L’émaillerie en basse taille ou émaillerie translucide sur reliefs ciselés apparaît à la fin du XIIIe siècle et domine pendant les deux siècles suivants. Dès 1314, Montpellier est un centre important d’émailllerie translucide : les cloisonnés et les champlevés ne sont plus dès lors dénommés que « anciens émaux. »
Les premiers émaux translucides ne diffèrent guère des champlevés ; car leur décoration ne s’applique d’abord qu’aux fonds, les personnages et les ornements étant réservés et indiqués par un trait gravé rempli d’émail opaque. Mais ce genre de décoration envahit bientôt la surface entière des objets et dès lors le travail du métal dut être modifié, il fallut le ciseler et non le graver.
L’émail en basse taille est, de tous les procédés de l’émaillerie, le plus artistique. Il sert à décorer uniquement les métaux précieux, or ou argent. Il n’emprunte, en effet, la plus grande partie de son éclat qu’à la matière qui lui sert d’excipient.
Pour faire un émail en basse taille, on cisèle sur une plaque d’or ou d’argent, une figure, par exemple, mais on a soin de ne donner à la ciselure qu’un relief très bas à peu près comme pour une médaille.
On étend la poudre d’émail par teintes plates sur la ciselure ; on porte au mouffle pour obtenir la fusion. On corrige les affaissements de l’émail en remettant de la poudre en certains points et on chauffe une seconde fois. Quand la surface est à peu près plane, on polit au grès.

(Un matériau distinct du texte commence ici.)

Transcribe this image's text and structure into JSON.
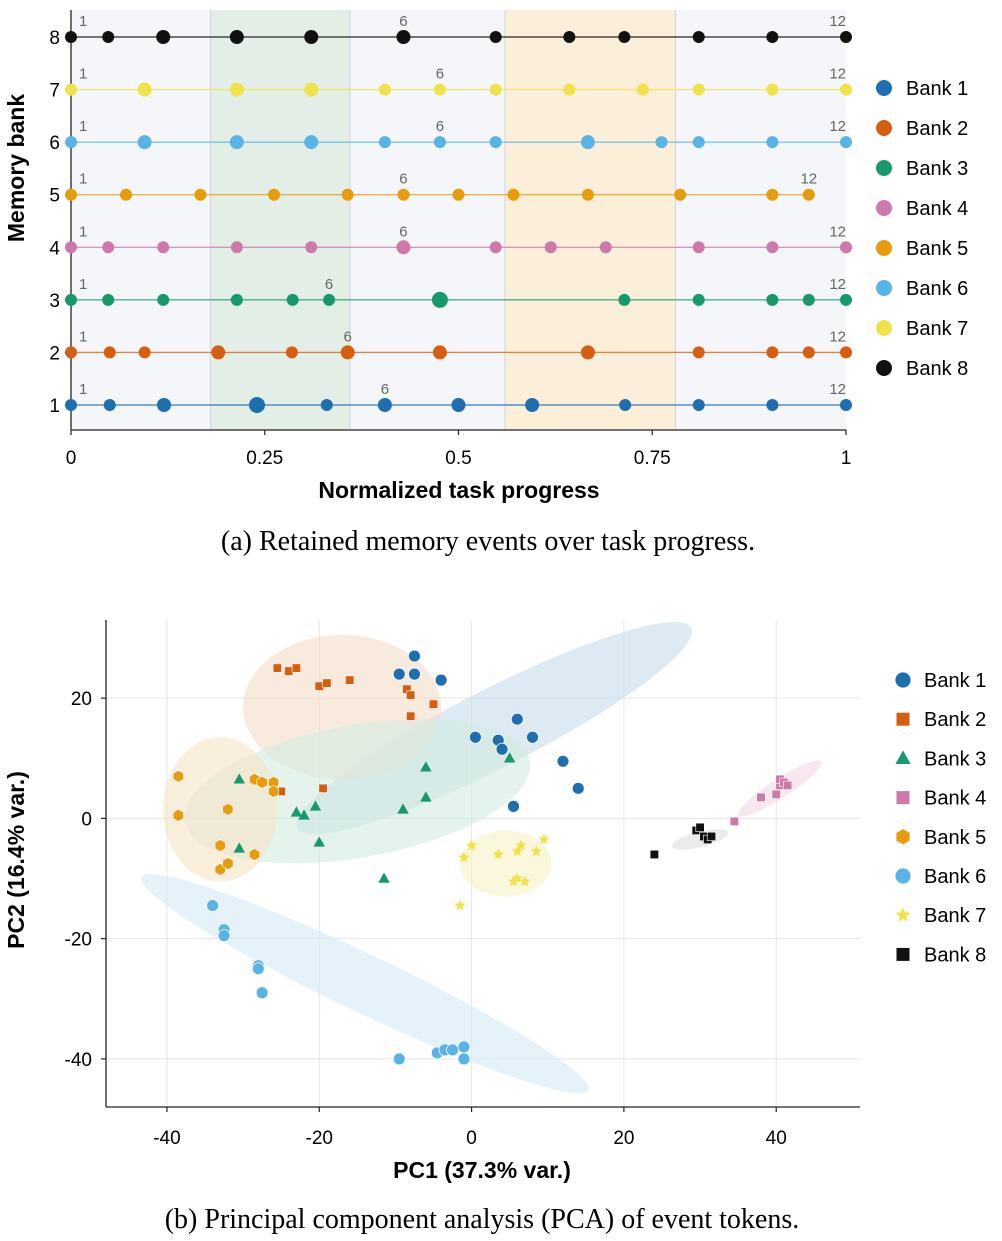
{
  "chart_data": [
    {
      "type": "scatter",
      "panel": "a",
      "xlabel": "Normalized task progress",
      "ylabel": "Memory bank",
      "xlim": [
        0,
        1
      ],
      "ylim": [
        0.6,
        8.5
      ],
      "xticks": [
        "0",
        "0.25",
        "0.5",
        "0.75",
        "1"
      ],
      "xtick_values": [
        0,
        0.25,
        0.5,
        0.75,
        1
      ],
      "yticks": [
        "1",
        "2",
        "3",
        "4",
        "5",
        "6",
        "7",
        "8"
      ],
      "shaded_regions": [
        {
          "x0": 0.18,
          "x1": 0.36,
          "color": "#e3efe6"
        },
        {
          "x0": 0.56,
          "x1": 0.78,
          "color": "#fcefda"
        }
      ],
      "background_color": "#f4f6f9",
      "legend_position": "right",
      "caption": "(a) Retained memory events over task progress.",
      "series": [
        {
          "name": "Bank 1",
          "color": "#1f6fb0",
          "y": 1,
          "x": [
            0,
            0.05,
            0.12,
            0.24,
            0.33,
            0.405,
            0.5,
            0.595,
            0.715,
            0.81,
            0.905,
            1
          ],
          "sizes": [
            6,
            6,
            7,
            8,
            6,
            7,
            7,
            7,
            6,
            6,
            6,
            6
          ],
          "labels": [
            {
              "x": 0,
              "text": "1"
            },
            {
              "x": 0.405,
              "text": "6"
            },
            {
              "x": 1,
              "text": "12"
            }
          ]
        },
        {
          "name": "Bank 2",
          "color": "#d55e10",
          "y": 2,
          "x": [
            0,
            0.05,
            0.095,
            0.19,
            0.285,
            0.357,
            0.476,
            0.667,
            0.81,
            0.905,
            0.952,
            1
          ],
          "sizes": [
            6,
            6,
            6,
            7,
            6,
            7,
            7,
            7,
            6,
            6,
            6,
            6
          ],
          "labels": [
            {
              "x": 0,
              "text": "1"
            },
            {
              "x": 0.357,
              "text": "6"
            },
            {
              "x": 1,
              "text": "12"
            }
          ]
        },
        {
          "name": "Bank 3",
          "color": "#16996b",
          "y": 3,
          "x": [
            0,
            0.048,
            0.119,
            0.214,
            0.286,
            0.333,
            0.476,
            0.714,
            0.81,
            0.905,
            0.952,
            1
          ],
          "sizes": [
            6,
            6,
            6,
            6,
            6,
            6,
            8,
            6,
            6,
            6,
            6,
            6
          ],
          "labels": [
            {
              "x": 0,
              "text": "1"
            },
            {
              "x": 0.333,
              "text": "6"
            },
            {
              "x": 1,
              "text": "12"
            }
          ]
        },
        {
          "name": "Bank 4",
          "color": "#cd79a9",
          "y": 4,
          "x": [
            0,
            0.048,
            0.119,
            0.214,
            0.31,
            0.429,
            0.548,
            0.619,
            0.69,
            0.81,
            0.905,
            1
          ],
          "sizes": [
            6,
            6,
            6,
            6,
            6,
            7,
            6,
            6,
            6,
            6,
            6,
            6
          ],
          "labels": [
            {
              "x": 0,
              "text": "1"
            },
            {
              "x": 0.429,
              "text": "6"
            },
            {
              "x": 1,
              "text": "12"
            }
          ]
        },
        {
          "name": "Bank 5",
          "color": "#e69c0d",
          "y": 5,
          "x": [
            0,
            0.071,
            0.167,
            0.262,
            0.357,
            0.429,
            0.5,
            0.571,
            0.667,
            0.786,
            0.905,
            0.952
          ],
          "sizes": [
            6,
            6,
            6,
            6,
            6,
            6,
            6,
            6,
            6,
            6,
            6,
            6
          ],
          "labels": [
            {
              "x": 0,
              "text": "1"
            },
            {
              "x": 0.429,
              "text": "6"
            },
            {
              "x": 0.952,
              "text": "12"
            }
          ]
        },
        {
          "name": "Bank 6",
          "color": "#59b3e6",
          "y": 6,
          "x": [
            0,
            0.095,
            0.214,
            0.31,
            0.405,
            0.476,
            0.548,
            0.667,
            0.762,
            0.81,
            0.905,
            1
          ],
          "sizes": [
            6,
            7,
            7,
            7,
            6,
            6,
            6,
            7,
            6,
            6,
            6,
            6
          ],
          "labels": [
            {
              "x": 0,
              "text": "1"
            },
            {
              "x": 0.476,
              "text": "6"
            },
            {
              "x": 1,
              "text": "12"
            }
          ]
        },
        {
          "name": "Bank 7",
          "color": "#efe24b",
          "y": 7,
          "x": [
            0,
            0.095,
            0.214,
            0.31,
            0.405,
            0.476,
            0.548,
            0.643,
            0.738,
            0.81,
            0.905,
            1
          ],
          "sizes": [
            6,
            7,
            7,
            7,
            6,
            6,
            6,
            6,
            6,
            6,
            6,
            6
          ],
          "labels": [
            {
              "x": 0,
              "text": "1"
            },
            {
              "x": 0.476,
              "text": "6"
            },
            {
              "x": 1,
              "text": "12"
            }
          ]
        },
        {
          "name": "Bank 8",
          "color": "#111111",
          "y": 8,
          "x": [
            0,
            0.048,
            0.119,
            0.214,
            0.31,
            0.429,
            0.548,
            0.643,
            0.714,
            0.81,
            0.905,
            1
          ],
          "sizes": [
            6,
            6,
            7,
            7,
            7,
            7,
            6,
            6,
            6,
            6,
            6,
            6
          ],
          "labels": [
            {
              "x": 0,
              "text": "1"
            },
            {
              "x": 0.429,
              "text": "6"
            },
            {
              "x": 1,
              "text": "12"
            }
          ]
        }
      ]
    },
    {
      "type": "scatter",
      "panel": "b",
      "xlabel": "PC1 (37.3% var.)",
      "ylabel": "PC2 (16.4% var.)",
      "xlim": [
        -48,
        51
      ],
      "ylim": [
        -48,
        33
      ],
      "xticks": [
        "-40",
        "-20",
        "0",
        "20",
        "40"
      ],
      "xtick_values": [
        -40,
        -20,
        0,
        20,
        40
      ],
      "yticks": [
        "-40",
        "-20",
        "0",
        "20"
      ],
      "ytick_values": [
        -40,
        -20,
        0,
        20
      ],
      "grid": true,
      "legend_position": "right",
      "caption": "(b) Principal component analysis (PCA) of event tokens.",
      "series": [
        {
          "name": "Bank 1",
          "color": "#1f6fb0",
          "marker": "circle",
          "ellipse": {
            "cx": 3,
            "cy": 15,
            "rx": 29,
            "ry": 6.5,
            "angle": -27,
            "color": "#c6dceb"
          },
          "points": [
            [
              -9.5,
              24
            ],
            [
              -7.5,
              27
            ],
            [
              -7.5,
              24
            ],
            [
              -4,
              23
            ],
            [
              0.5,
              13.5
            ],
            [
              3.5,
              13
            ],
            [
              4,
              11.5
            ],
            [
              6,
              16.5
            ],
            [
              8,
              13.5
            ],
            [
              12,
              9.5
            ],
            [
              14,
              5
            ],
            [
              5.5,
              2
            ]
          ]
        },
        {
          "name": "Bank 2",
          "color": "#d55e10",
          "marker": "square",
          "ellipse": {
            "cx": -17,
            "cy": 18.5,
            "rx": 13,
            "ry": 12,
            "angle": 0,
            "color": "#f5dcc8"
          },
          "points": [
            [
              -25.5,
              25
            ],
            [
              -24,
              24.5
            ],
            [
              -23,
              25
            ],
            [
              -20,
              22
            ],
            [
              -19,
              22.5
            ],
            [
              -16,
              23
            ],
            [
              -8.5,
              21.5
            ],
            [
              -8,
              20.5
            ],
            [
              -8,
              17
            ],
            [
              -5,
              19
            ],
            [
              -19.5,
              5
            ],
            [
              -25,
              4.5
            ]
          ]
        },
        {
          "name": "Bank 3",
          "color": "#16996b",
          "marker": "triangle",
          "ellipse": {
            "cx": -15,
            "cy": 4.5,
            "rx": 23,
            "ry": 11,
            "angle": -10,
            "color": "#d2ebdf"
          },
          "points": [
            [
              -30.5,
              6.5
            ],
            [
              -30.5,
              -5
            ],
            [
              -23,
              1
            ],
            [
              -22,
              0.5
            ],
            [
              -20.5,
              2
            ],
            [
              -20,
              -4
            ],
            [
              -11.5,
              -10
            ],
            [
              -9,
              1.5
            ],
            [
              -6,
              3.5
            ],
            [
              -6,
              8.5
            ],
            [
              5,
              10
            ]
          ]
        },
        {
          "name": "Bank 4",
          "color": "#cd79a9",
          "marker": "square",
          "ellipse": {
            "cx": 40.5,
            "cy": 5,
            "rx": 6.5,
            "ry": 1.6,
            "angle": -33,
            "color": "#f4d6e6"
          },
          "points": [
            [
              34.5,
              -0.5
            ],
            [
              38,
              3.5
            ],
            [
              40,
              4
            ],
            [
              40.5,
              5.5
            ],
            [
              40.5,
              6.5
            ],
            [
              41,
              6
            ],
            [
              41.5,
              5.5
            ]
          ]
        },
        {
          "name": "Bank 5",
          "color": "#e69c0d",
          "marker": "hexagon",
          "ellipse": {
            "cx": -33,
            "cy": 1.5,
            "rx": 7.5,
            "ry": 12,
            "angle": 0,
            "color": "#f7e3c6"
          },
          "points": [
            [
              -38.5,
              7
            ],
            [
              -38.5,
              0.5
            ],
            [
              -32,
              1.5
            ],
            [
              -33,
              -4.5
            ],
            [
              -33,
              -8.5
            ],
            [
              -32,
              -7.5
            ],
            [
              -28.5,
              6.5
            ],
            [
              -27.5,
              6
            ],
            [
              -26,
              6
            ],
            [
              -26,
              4.5
            ],
            [
              -28.5,
              -6
            ]
          ]
        },
        {
          "name": "Bank 6",
          "color": "#59b3e6",
          "marker": "circle",
          "ellipse": {
            "cx": -14,
            "cy": -27.5,
            "rx": 32.5,
            "ry": 4.8,
            "angle": 25.5,
            "color": "#d6e9f6"
          },
          "points": [
            [
              -34,
              -14.5
            ],
            [
              -32.5,
              -18.5
            ],
            [
              -32.5,
              -19.5
            ],
            [
              -28,
              -24.5
            ],
            [
              -28,
              -25
            ],
            [
              -27.5,
              -29
            ],
            [
              -9.5,
              -40
            ],
            [
              -4.5,
              -39
            ],
            [
              -3.5,
              -38.5
            ],
            [
              -2.5,
              -38.5
            ],
            [
              -1,
              -38
            ],
            [
              -1,
              -40
            ]
          ]
        },
        {
          "name": "Bank 7",
          "color": "#efe24b",
          "marker": "star",
          "ellipse": {
            "cx": 4.5,
            "cy": -7.5,
            "rx": 6,
            "ry": 5.5,
            "angle": 0,
            "color": "#f8f2c6"
          },
          "points": [
            [
              -1.5,
              -14.5
            ],
            [
              -1,
              -6.5
            ],
            [
              0,
              -4.5
            ],
            [
              3.5,
              -6
            ],
            [
              5.5,
              -10.5
            ],
            [
              6,
              -10
            ],
            [
              6,
              -5.5
            ],
            [
              6.5,
              -4.5
            ],
            [
              7,
              -10.5
            ],
            [
              8.5,
              -5.5
            ],
            [
              9.5,
              -3.5
            ]
          ]
        },
        {
          "name": "Bank 8",
          "color": "#111111",
          "marker": "square",
          "ellipse": {
            "cx": 30,
            "cy": -3.5,
            "rx": 3.8,
            "ry": 1.3,
            "angle": -14,
            "color": "#dddddd"
          },
          "points": [
            [
              24,
              -6
            ],
            [
              29.5,
              -2
            ],
            [
              30,
              -1.5
            ],
            [
              30.5,
              -3
            ],
            [
              31,
              -3.5
            ],
            [
              31.5,
              -3
            ]
          ]
        }
      ]
    }
  ]
}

On comprend du reste qu’il faut employer seulement des émaux qui. une fois cuits, soient transparents ou tout au moins translucides, car l’effet attendu c’est que la ciselure transparaisse sous leur couche ; le blanc, le jaune et le bleu clair étant opaques sont donc bannis. On est forcé également de renoncer à obtenir la couleur chair parce qu’il faudrait avoir recours à un oxyde qui rendrait l’émail opaque, aussi les figures sont-elles recouvertes d’ordinaire d’une seule teinte légèrement violacée, mais les creux et les reliefs de la ciselure transparaissant en-dessous, lui donnent des nuances qu’on ne peut pas obtenir par les autres procédés .

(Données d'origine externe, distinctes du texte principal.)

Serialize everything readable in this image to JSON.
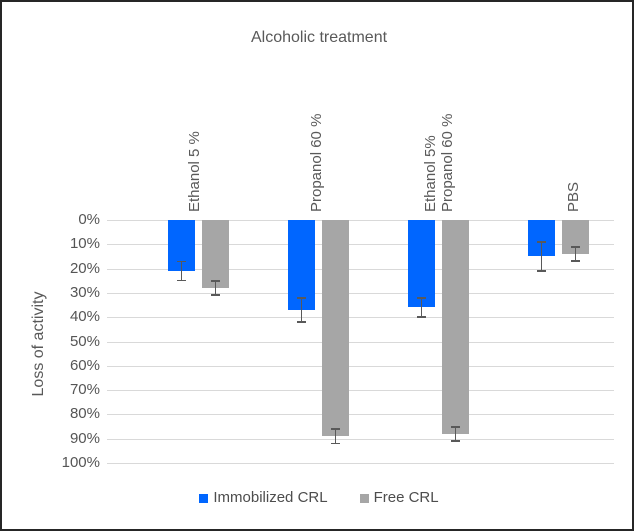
{
  "chart_data": {
    "type": "bar",
    "orientation": "vertical-downward",
    "title": "Alcoholic treatment",
    "xlabel": "",
    "ylabel": "Loss of activity",
    "ylim": [
      0,
      100
    ],
    "y_inverted": true,
    "grid": true,
    "legend_position": "bottom",
    "yticks": [
      "0%",
      "10%",
      "20%",
      "30%",
      "40%",
      "50%",
      "60%",
      "70%",
      "80%",
      "90%",
      "100%"
    ],
    "categories": [
      "Ethanol 5 %",
      "Propanol 60 %",
      "Ethanol 5%\nPropanol 60 %",
      "PBS"
    ],
    "series": [
      {
        "name": "Immobilized CRL",
        "color": "#0066ff",
        "values": [
          21,
          37,
          36,
          15
        ],
        "errors": [
          4,
          5,
          4,
          6
        ]
      },
      {
        "name": "Free CRL",
        "color": "#a6a6a6",
        "values": [
          28,
          89,
          88,
          14
        ],
        "errors": [
          3,
          3,
          3,
          3
        ]
      }
    ],
    "error_bar_color": "#595959",
    "gridline_color": "#d9d9d9"
  }
}
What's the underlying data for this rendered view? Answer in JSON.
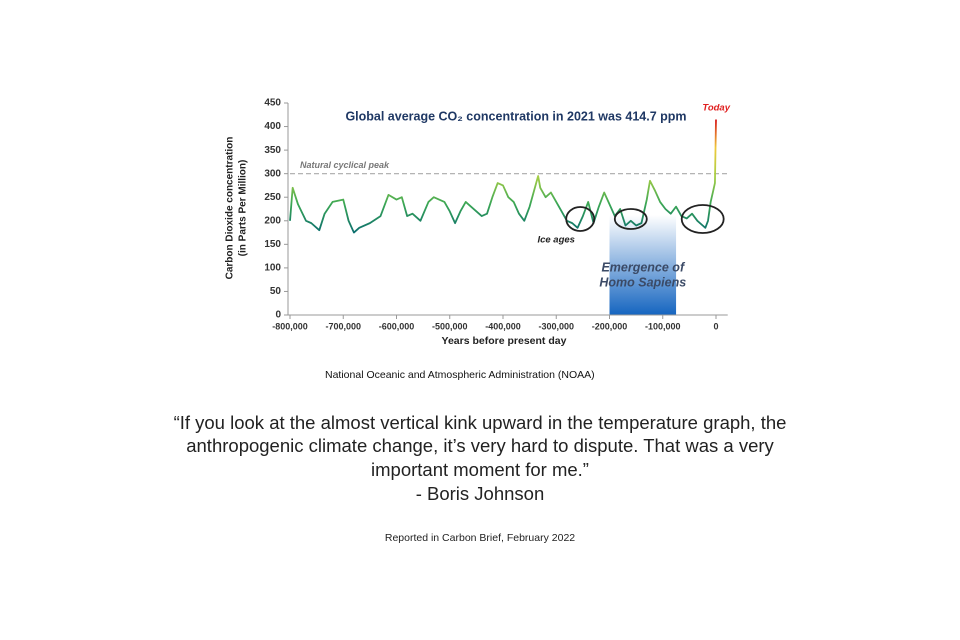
{
  "chart_data": {
    "type": "line",
    "title": "Global average CO₂ concentration in 2021 was 414.7 ppm",
    "xlabel": "Years before present day",
    "ylabel": [
      "Carbon Dioxide concentration",
      "(in Parts Per Million)"
    ],
    "x": [
      -800000,
      -795000,
      -785000,
      -770000,
      -760000,
      -745000,
      -735000,
      -720000,
      -700000,
      -690000,
      -680000,
      -670000,
      -650000,
      -630000,
      -615000,
      -600000,
      -590000,
      -580000,
      -570000,
      -555000,
      -540000,
      -530000,
      -510000,
      -500000,
      -490000,
      -480000,
      -470000,
      -460000,
      -440000,
      -430000,
      -420000,
      -410000,
      -400000,
      -390000,
      -380000,
      -370000,
      -360000,
      -350000,
      -334000,
      -330000,
      -320000,
      -310000,
      -300000,
      -290000,
      -280000,
      -270000,
      -260000,
      -250000,
      -240000,
      -230000,
      -220000,
      -210000,
      -200000,
      -190000,
      -180000,
      -170000,
      -160000,
      -150000,
      -140000,
      -130000,
      -124000,
      -115000,
      -105000,
      -95000,
      -85000,
      -75000,
      -65000,
      -55000,
      -45000,
      -35000,
      -25000,
      -20000,
      -15000,
      -10000,
      -5000,
      -2000,
      0
    ],
    "values": [
      200,
      270,
      235,
      200,
      195,
      180,
      215,
      240,
      245,
      200,
      175,
      185,
      195,
      210,
      255,
      245,
      250,
      210,
      215,
      200,
      240,
      250,
      240,
      220,
      195,
      220,
      240,
      230,
      210,
      215,
      250,
      280,
      275,
      250,
      240,
      215,
      200,
      230,
      295,
      270,
      250,
      260,
      240,
      220,
      200,
      195,
      185,
      210,
      240,
      195,
      230,
      260,
      235,
      210,
      225,
      190,
      200,
      190,
      195,
      245,
      285,
      265,
      240,
      225,
      215,
      230,
      210,
      205,
      215,
      200,
      190,
      185,
      200,
      240,
      265,
      280,
      415
    ],
    "colors": [
      "#0b6e6e",
      "#3aa655",
      "#a8cf45",
      "#f0c93a",
      "#d7191c"
    ],
    "xlim": [
      -800000,
      22000
    ],
    "ylim": [
      0,
      450
    ],
    "xticks": [
      {
        "value": -800000,
        "label": "-800,000"
      },
      {
        "value": -700000,
        "label": "-700,000"
      },
      {
        "value": -600000,
        "label": "-600,000"
      },
      {
        "value": -500000,
        "label": "-500,000"
      },
      {
        "value": -400000,
        "label": "-400,000"
      },
      {
        "value": -300000,
        "label": "-300,000"
      },
      {
        "value": -200000,
        "label": "-200,000"
      },
      {
        "value": -100000,
        "label": "-100,000"
      },
      0
    ],
    "yticks": [
      0,
      50,
      100,
      150,
      200,
      250,
      300,
      350,
      400,
      450
    ],
    "peak": {
      "value": 300,
      "label": "Natural cyclical peak"
    },
    "today_label": "Today",
    "ice_ages": {
      "label": "Ice ages",
      "x": [
        -255000,
        -160000,
        -25000
      ]
    },
    "emergence": {
      "x": [
        -200000,
        -75000
      ],
      "label": [
        "Emergence of",
        "Homo Sapiens"
      ]
    }
  },
  "source": "National Oceanic and Atmospheric Administration (NOAA)",
  "quote": {
    "lines": [
      "“If you look at the almost vertical kink upward in the temperature graph, the",
      "anthropogenic climate change, it’s very hard to dispute. That was a very",
      "important moment for me.”"
    ],
    "attribution": "- Boris Johnson"
  },
  "reported": "Reported in Carbon Brief, February 2022"
}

Une grande difficulté, de ce travail artistique, est de conserver aux reliefs peu accentués vus à travers les émaux polychromes, leurs valeurs véritables les uns par rapport aux autres.
La pièce terminée présente l’éclat d’un vitrail, c’est un bas-relief sous émail. Les différences de profondeur de la couche vitrifiée, selon que le métal ciselé affleure plus ou moins, permettent des gradations de tons d’un effet charmant.
Ces émaux sont, en général, de faibles dimensions ; ceux du Louvre ne dépassent pas 7 centimètres ; ils consistent en petites plaques rondes ou rectangulaires que l’on sertissait sur place après coup.
On place généralement en Italie le berceau de l’émaillerie translucide ; mais ce procédé fut très promptement répandu partout ; dès le premier tiers du XIVe siècle, on le voit mis en pratique en France et en Allemagne.
Une des premières pièces, la première peut-être, exécutées en émail translucide, est un calice donné en 1290, au couvent d’Assise par le pape Nicolas IV. Le pied de cette coupe orfévrée, due à un artisan siennnois, Guccio, porte des médaillons sur lesquels des personnages réservés s’enlèvent sur un fond d’émail bleu transparent.
En 1333, on retrouve de nouveau une œuvre exactement datée, une patène en argent doré conservée au Musée de Copenhague. Le Musée britannique possède la reproduction émaillée d’une pièce de monnaie datée de 1338.
A partir de cette époque, les monuments abondent. Les plus célèbres sont le reliquaire de Bolsène, tabernacle en argent doré et émaillé de 1 m, 80 de haut, dû à un orfèvre de Sienne, le calice d’Andrea Arditi, de Florence, l’un des plus beaux joyaux de l’ancienne collection Spitzer, le chef de Saint-Martin, de Soudeilles (Corrèze), travail limousin, orné de fines ciselures d’oiseaux.
Les émaux translucides du Louvre sont des disques d’assez grandes dimensions qui ont sans doute servi à la décoration de pièces du vêtement ecclésiastique ; ils sont en or et ciselés avec une habileté surprenante ; ils datent du XIVe et du début du XVe siècle.
A cette époque, l’émaillerie joue déjà un grand rôle dans le costume ; elle orne les ceintures en orfèvrerie, les vêtements et jusqu’aux vastes manteaux que portaient les seigneurs au temps de Charles VI. Certaines de ces pièces sont à jour, ce qui montre qu’elles pouvaient être cousues sur les étoffes comme des boutons.
Dans l’orfèvrerie civile, les émaux translucides sont aussi très répandus.